D'ailleurs l'ivresse coule à toutes les pages de ce roman, d'abord celle de l'amour pur qui transcende tout, puis l'ivresse basique, celle du raki, cette eau-de-vie parfumé à l'anis partagée par un grand nombre de turc, qui désinhibe trop aisément, toute une population en recherche de plaisir facile et rapide.

Ici Orhan Ormuk redonne ses lettres de noblesse aux regards, qui en disent parfois plus que n'importe quelle parole ou discours trop pompeux. Ainsi il place ouvertement aux nues, la faculté de se contenter de l'échange uniquement transmis par les yeux, dont la richesse peut rendre heureux quiconque toute une journée.

Himalayas d'exaltation suivis par d’abyssales tourments, tels sont les pôles autour desquels tournent les sentiments de Kémal et de Füsun, obliger de vivre sous le regard cruel de la société turc. C'est pourquoi l'évocation d'aller visiter Paris, voire y vivre, sonne comme une bouffée d'air, dans l'esprit de nos deux héros shakespeariens.

La description anatomique de la douleur amoureuse subit par le corps Kémal est unique, l'auteur nous propose tout un chapitre afin de s’imprégner et de ressentir toute la violence intrinsèque de ce mal spécifique.

Rendu fétichiste invétéré par défaut, Kémal sera victime de cleptomanie sur tout objet ayant un rapport proche, puis lointain, avec Füsun. Initiant ainsi les balbutiements de ce qui sera au final le musée dédié à l'amour de sa vie.

C'est également un livre nostalgique sur l'ancien Istamboul,  celui qui prenait le temps de vivre sur les rives ensoleillées du Bosphore, celui où les immeubles en béton n'avaient pas encore remplacés les humbles maisons des modestes stambouliotes, celui où l'âme des ancêtres planaient sur les vieux quartiers, loin du modernisme pur et dur qui frappait déjà aux portes de la cité, balayant bientôt la mémoire de toute une communauté, comme un bannissement de tous les fantômes du passé. Avec en toile de fond, un début guerre intestine entre l'état et la mouvance islamiste.

Curiosité de l'oeuvre, l'auteur s’adresse souvent au lecteur, comme un possible futur visiteur du musée en élaboration ? Cela procure à ce récit une authenticité certaine. 

Autre originalité, Orhan Pamuk devient lui-même sous sa plume, l'un des personnages du roman.

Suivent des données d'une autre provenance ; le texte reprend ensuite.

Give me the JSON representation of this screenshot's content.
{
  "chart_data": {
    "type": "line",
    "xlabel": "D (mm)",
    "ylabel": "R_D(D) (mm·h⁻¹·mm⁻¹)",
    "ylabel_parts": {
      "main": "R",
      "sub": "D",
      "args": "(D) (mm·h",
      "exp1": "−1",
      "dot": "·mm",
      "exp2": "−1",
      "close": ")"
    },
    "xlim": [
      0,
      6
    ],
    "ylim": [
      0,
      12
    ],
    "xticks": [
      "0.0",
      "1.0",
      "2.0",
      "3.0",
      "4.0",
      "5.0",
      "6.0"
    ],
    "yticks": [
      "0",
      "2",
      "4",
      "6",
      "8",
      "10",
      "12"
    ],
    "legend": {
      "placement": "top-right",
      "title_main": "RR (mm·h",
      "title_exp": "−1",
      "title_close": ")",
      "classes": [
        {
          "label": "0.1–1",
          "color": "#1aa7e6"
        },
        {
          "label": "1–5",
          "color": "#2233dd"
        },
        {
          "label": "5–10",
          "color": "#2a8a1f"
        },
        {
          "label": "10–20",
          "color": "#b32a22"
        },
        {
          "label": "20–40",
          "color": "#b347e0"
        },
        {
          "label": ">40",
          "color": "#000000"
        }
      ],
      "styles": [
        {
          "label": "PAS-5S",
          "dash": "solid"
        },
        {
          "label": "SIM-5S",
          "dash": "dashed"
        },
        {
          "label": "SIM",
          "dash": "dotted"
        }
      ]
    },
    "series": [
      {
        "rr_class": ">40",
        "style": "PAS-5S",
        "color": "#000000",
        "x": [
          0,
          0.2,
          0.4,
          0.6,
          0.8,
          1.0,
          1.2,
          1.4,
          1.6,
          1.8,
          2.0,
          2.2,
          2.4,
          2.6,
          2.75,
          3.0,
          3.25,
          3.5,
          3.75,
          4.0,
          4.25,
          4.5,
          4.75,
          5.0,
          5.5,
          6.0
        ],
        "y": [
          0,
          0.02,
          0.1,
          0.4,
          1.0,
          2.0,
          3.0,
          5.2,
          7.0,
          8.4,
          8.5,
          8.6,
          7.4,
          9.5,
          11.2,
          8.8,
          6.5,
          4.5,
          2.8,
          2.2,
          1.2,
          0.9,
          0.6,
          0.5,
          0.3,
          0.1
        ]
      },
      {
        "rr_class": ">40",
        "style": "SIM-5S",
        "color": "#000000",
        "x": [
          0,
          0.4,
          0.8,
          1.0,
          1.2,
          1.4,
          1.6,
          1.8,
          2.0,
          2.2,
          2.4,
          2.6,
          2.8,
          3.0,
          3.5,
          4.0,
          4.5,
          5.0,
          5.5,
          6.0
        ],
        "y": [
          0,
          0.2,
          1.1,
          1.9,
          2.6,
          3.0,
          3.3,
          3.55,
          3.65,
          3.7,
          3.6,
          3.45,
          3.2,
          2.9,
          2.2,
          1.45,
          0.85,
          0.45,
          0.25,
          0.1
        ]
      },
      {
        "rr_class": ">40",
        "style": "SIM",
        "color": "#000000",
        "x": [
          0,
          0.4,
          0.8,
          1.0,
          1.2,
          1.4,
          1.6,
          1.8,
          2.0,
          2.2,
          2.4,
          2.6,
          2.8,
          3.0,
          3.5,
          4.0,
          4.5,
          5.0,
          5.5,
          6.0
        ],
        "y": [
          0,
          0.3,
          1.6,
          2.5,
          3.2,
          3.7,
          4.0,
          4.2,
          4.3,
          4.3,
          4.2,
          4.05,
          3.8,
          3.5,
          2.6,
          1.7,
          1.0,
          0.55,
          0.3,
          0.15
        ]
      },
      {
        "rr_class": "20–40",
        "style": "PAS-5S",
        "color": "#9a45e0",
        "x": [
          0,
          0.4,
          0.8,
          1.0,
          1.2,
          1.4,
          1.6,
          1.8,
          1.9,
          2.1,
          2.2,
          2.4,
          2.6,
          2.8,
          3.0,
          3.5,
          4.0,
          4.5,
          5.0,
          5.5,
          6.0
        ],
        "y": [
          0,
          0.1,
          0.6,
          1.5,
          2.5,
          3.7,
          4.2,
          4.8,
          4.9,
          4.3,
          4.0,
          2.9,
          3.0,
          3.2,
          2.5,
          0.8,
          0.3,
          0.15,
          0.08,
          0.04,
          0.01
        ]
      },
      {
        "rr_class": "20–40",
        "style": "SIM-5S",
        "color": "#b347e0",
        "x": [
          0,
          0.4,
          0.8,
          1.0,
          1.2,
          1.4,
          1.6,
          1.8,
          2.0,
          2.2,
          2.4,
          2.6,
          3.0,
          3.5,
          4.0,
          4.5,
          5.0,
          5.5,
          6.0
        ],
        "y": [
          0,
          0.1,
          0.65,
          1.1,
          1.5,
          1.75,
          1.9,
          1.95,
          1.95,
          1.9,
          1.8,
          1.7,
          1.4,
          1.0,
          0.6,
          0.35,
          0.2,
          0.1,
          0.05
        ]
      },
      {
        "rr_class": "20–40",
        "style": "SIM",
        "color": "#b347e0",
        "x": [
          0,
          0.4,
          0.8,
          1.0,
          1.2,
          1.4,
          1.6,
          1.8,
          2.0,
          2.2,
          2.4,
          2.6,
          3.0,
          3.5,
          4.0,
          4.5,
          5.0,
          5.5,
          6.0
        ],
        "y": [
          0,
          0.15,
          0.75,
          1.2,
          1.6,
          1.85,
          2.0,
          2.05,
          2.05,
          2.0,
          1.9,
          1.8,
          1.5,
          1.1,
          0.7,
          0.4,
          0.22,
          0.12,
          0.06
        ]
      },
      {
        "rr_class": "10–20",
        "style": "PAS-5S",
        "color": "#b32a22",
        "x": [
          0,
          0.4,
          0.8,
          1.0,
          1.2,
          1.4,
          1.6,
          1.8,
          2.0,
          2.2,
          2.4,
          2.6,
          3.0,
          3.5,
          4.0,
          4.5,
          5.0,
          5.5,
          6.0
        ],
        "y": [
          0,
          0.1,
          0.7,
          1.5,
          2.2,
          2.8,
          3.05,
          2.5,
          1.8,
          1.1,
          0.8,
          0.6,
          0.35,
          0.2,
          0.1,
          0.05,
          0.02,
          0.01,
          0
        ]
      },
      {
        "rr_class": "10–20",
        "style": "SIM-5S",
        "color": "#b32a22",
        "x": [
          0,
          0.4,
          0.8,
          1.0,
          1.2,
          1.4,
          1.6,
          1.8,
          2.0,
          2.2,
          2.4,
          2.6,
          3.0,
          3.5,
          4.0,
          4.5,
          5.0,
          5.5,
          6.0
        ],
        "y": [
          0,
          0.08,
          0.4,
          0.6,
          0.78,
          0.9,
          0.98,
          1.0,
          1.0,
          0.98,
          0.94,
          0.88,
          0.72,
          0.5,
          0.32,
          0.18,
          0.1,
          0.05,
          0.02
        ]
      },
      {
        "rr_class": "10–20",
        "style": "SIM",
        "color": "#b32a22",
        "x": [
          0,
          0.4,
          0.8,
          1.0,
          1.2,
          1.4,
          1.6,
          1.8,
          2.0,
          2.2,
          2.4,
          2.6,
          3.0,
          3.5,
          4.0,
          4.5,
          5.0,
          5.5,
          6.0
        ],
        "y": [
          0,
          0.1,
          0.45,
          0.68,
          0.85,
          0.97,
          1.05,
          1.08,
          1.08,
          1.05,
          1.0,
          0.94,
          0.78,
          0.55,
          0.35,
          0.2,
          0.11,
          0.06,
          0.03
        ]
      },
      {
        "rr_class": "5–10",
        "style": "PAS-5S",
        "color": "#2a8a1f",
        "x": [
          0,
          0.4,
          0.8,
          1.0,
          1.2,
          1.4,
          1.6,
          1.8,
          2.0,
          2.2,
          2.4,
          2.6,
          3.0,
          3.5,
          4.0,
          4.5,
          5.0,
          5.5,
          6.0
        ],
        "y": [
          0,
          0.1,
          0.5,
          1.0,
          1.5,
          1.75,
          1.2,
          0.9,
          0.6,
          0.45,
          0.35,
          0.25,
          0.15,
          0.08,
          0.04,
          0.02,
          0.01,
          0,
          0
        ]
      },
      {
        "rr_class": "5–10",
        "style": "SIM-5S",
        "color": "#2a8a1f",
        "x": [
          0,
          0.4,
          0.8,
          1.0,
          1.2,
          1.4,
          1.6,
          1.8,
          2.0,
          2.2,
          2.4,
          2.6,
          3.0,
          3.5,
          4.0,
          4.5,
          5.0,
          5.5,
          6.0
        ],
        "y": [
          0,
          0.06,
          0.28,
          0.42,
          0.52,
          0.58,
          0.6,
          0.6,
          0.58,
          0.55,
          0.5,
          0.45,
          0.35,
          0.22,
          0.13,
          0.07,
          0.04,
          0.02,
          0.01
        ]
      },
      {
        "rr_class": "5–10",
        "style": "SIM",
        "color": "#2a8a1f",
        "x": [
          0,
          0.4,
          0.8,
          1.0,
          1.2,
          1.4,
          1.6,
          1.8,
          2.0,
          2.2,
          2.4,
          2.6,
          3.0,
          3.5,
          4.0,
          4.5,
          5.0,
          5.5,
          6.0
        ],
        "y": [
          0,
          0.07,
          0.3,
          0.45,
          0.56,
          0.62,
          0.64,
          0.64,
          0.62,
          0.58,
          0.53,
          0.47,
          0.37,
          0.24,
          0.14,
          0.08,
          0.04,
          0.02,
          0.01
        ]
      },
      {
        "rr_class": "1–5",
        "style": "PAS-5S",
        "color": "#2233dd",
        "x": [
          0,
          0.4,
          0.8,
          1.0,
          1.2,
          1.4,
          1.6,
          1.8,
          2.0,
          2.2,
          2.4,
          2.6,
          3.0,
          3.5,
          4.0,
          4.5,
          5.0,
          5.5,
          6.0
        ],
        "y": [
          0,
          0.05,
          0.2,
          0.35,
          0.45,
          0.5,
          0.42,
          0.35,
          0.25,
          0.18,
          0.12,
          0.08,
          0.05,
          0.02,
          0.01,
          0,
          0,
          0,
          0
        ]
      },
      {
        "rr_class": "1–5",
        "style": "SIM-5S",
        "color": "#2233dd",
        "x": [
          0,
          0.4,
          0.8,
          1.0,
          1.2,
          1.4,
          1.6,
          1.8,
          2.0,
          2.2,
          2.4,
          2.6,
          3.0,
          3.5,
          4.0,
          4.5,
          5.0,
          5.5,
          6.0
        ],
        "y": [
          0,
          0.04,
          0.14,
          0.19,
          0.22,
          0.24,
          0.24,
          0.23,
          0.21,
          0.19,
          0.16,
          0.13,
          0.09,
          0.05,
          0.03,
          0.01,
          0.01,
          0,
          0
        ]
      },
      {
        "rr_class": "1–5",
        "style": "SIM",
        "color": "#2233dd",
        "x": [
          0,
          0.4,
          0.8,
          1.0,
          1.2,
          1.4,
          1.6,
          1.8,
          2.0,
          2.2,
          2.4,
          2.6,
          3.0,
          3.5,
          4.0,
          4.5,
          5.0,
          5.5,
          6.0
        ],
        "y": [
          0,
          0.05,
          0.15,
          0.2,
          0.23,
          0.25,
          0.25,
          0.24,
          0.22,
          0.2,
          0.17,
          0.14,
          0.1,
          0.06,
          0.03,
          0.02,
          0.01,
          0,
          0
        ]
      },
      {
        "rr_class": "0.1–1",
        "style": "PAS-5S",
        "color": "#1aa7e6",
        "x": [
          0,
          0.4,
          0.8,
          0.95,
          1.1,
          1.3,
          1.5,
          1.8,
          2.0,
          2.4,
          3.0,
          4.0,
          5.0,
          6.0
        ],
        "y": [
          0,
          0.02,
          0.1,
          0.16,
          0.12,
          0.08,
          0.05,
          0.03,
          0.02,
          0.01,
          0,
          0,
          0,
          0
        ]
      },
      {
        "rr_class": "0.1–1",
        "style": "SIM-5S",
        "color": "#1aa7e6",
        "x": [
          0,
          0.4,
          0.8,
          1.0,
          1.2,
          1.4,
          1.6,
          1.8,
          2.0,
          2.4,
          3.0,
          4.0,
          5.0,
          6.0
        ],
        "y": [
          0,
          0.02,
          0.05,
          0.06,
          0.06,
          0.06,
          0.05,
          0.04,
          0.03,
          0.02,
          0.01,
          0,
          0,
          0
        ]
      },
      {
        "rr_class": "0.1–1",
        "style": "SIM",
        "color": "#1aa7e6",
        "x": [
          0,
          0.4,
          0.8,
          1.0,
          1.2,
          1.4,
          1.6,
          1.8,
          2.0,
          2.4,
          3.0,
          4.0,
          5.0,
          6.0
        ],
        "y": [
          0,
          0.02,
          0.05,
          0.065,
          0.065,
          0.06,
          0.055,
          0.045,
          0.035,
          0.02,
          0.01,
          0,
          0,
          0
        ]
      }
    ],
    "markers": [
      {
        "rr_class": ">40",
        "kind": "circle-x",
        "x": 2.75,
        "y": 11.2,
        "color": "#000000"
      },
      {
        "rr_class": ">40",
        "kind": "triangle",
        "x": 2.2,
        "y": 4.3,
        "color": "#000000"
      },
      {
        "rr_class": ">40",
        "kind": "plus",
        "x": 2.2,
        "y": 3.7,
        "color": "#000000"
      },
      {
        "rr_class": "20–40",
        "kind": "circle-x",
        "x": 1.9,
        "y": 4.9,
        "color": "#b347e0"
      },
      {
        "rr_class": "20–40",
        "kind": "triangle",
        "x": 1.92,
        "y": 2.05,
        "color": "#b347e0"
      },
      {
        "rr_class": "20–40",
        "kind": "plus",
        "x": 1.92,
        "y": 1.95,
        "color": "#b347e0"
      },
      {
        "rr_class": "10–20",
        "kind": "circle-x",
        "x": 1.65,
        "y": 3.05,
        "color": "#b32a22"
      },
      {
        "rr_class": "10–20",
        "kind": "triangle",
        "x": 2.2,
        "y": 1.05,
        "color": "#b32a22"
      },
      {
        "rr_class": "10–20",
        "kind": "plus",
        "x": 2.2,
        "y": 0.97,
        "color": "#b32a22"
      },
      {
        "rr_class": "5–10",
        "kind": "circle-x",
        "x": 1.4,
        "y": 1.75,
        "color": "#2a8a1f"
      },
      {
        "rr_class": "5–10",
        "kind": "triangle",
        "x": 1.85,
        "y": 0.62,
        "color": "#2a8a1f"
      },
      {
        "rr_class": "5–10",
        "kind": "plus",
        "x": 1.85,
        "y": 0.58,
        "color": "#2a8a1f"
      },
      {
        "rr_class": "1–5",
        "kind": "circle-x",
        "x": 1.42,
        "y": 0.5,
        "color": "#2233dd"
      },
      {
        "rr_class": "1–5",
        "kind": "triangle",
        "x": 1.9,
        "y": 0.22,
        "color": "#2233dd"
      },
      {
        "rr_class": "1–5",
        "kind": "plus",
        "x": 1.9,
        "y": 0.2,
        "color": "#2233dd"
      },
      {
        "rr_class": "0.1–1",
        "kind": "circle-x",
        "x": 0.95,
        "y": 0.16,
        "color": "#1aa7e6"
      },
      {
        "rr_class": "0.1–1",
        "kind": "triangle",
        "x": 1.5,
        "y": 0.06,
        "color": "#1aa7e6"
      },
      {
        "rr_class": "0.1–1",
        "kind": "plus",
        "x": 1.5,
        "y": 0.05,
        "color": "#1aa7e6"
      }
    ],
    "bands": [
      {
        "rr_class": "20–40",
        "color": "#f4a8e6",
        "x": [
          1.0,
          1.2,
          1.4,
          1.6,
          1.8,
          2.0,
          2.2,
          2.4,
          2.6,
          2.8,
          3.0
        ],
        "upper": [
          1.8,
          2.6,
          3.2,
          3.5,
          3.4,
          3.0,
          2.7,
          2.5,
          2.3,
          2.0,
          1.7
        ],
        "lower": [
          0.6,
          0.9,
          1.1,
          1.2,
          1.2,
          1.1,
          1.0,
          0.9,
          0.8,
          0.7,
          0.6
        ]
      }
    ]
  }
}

Il tient son propre rôle d'écrivain, confident de Kemal, qui fait appel à ses talents de romancier pour écrire la biographie de son amour avec son éternelle Füsun.

" Le musée de l'innocence " est un grand roman nostalgique sur la passion, le désir et l'absence, une preuve incontestable du talent de l'écrivain turc, Prix Nobel de littérature en 2006.

2 avr. 2015


" Soumission " de Michel Houellebecq   17/20


Dans une France assez similaire à la notre, un homme nous raconte sa carrière universitaire : débutée avec une thèse sur Joris-Karl Huysmans, reconnue comme remarquable par ses pairs , puis naturellement il devint enseignant, métier qu'il trouve souvent ennuyeux. Pendant ce temps, les classiques forces politiques du pays s’effondrent de leur propre apathie et leur manque criant d'imagination. Cette implosion sans révolution, offre à d'autres des boulevards inespérés.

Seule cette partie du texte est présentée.